With relation to the starting points, for this, what are the detachments based on? Were they issued from the 2006 Document?

** Yes, certainly. It is the Document of National Reconciliation, the one from 2006, signed in Gaza. It is the signature of 13 detachments, as well as those of institutions of civil society and a numerous group of union leaders and politicians. This document is the framework of transition from division to national unity, and not to another form of “government-sharing by quotas”. The Document of National Reconciliation of 2006 (The Document of Prisoners) encompasses the formation of a wide-ranging national government and, for the first time, elections of a new Palestinian National Council, in the fatherland and the diaspora, based on the principle of full percentage representation.

After 20 years of removing the obstacles to elections to the National Council, could the formation of a national unity government be a promising omen to hold new elections for a National Council and revitalizing its new structure?

** The creation of a government of national unity and the holding of presidential and parliamentary elections are goals that could only be achieved when we put an end to all forms of divisionism and agree on the need to facilitate for the Government of Reconciliation to exercise and assume all powers on the Gaza Strip, and to suppress every modality of sanctions, while solving all the issues on our agenda on November 21st.

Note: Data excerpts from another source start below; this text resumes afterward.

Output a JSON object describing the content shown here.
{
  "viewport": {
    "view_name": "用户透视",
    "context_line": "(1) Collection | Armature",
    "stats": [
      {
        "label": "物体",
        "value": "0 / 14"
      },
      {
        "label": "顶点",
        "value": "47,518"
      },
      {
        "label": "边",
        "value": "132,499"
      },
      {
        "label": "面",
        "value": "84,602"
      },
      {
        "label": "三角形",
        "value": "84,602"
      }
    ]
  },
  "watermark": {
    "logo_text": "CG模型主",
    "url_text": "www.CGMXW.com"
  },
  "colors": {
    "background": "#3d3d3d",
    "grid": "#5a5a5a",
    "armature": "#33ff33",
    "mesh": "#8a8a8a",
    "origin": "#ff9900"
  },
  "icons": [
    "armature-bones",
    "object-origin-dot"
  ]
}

Thus, united together with the people, we will be able to wage the main battle, counting on a coalesced and united reference and political leadership, while counting on a unified economic vision of a global national scope, that would encompass the political and the economic, as well as all the issues of development, culture, society and mutual assistance, on the basis of collective national participation. This way, the “material bases” of social resistance could be established, in the context of internationalization of the Palestinian cause and rights, and proceed to the International Criminal Court, to counter the actions of confiscation and demolition of homes that are being carried out in the framework of the colonialist settlement and Judaization projects.


What could induce Hamas and Al-Fatah to admit such claims of the DFLP and all the Palestinian detachments, posed sin 2006, and which now acquire a decisive nature?

** It is no longer possible to continue on with this division by Hamas and Al-Fatah. Divisionist actions and bilateral divisionist meeting cannot continue. We consider erroneous the present divisionist bilateral meetings. Things should begin at Cairo with the participation of the totality of Palestinians, in accordance with what we have agreed on numerous occasions, in four programs and agreements of national unity in 2005 in Cairo, in 2006 in Gaza, in 2009 in Cairo and again in 2011 in Cairo. In February 2013, we agreed on a Global Electoral Law on the basis of the principle of full percentage representation, which was corroborated and consecrated at Amman, in a meeting chaired by the President of the Palestinian National Council and the thirteen detachments, and the agreement was taken to Ramallah, where it received unanimous support.

Thank you so much, Mr. Nayef Hawatmeh. He has been with us through the satellite channels, from Damascus.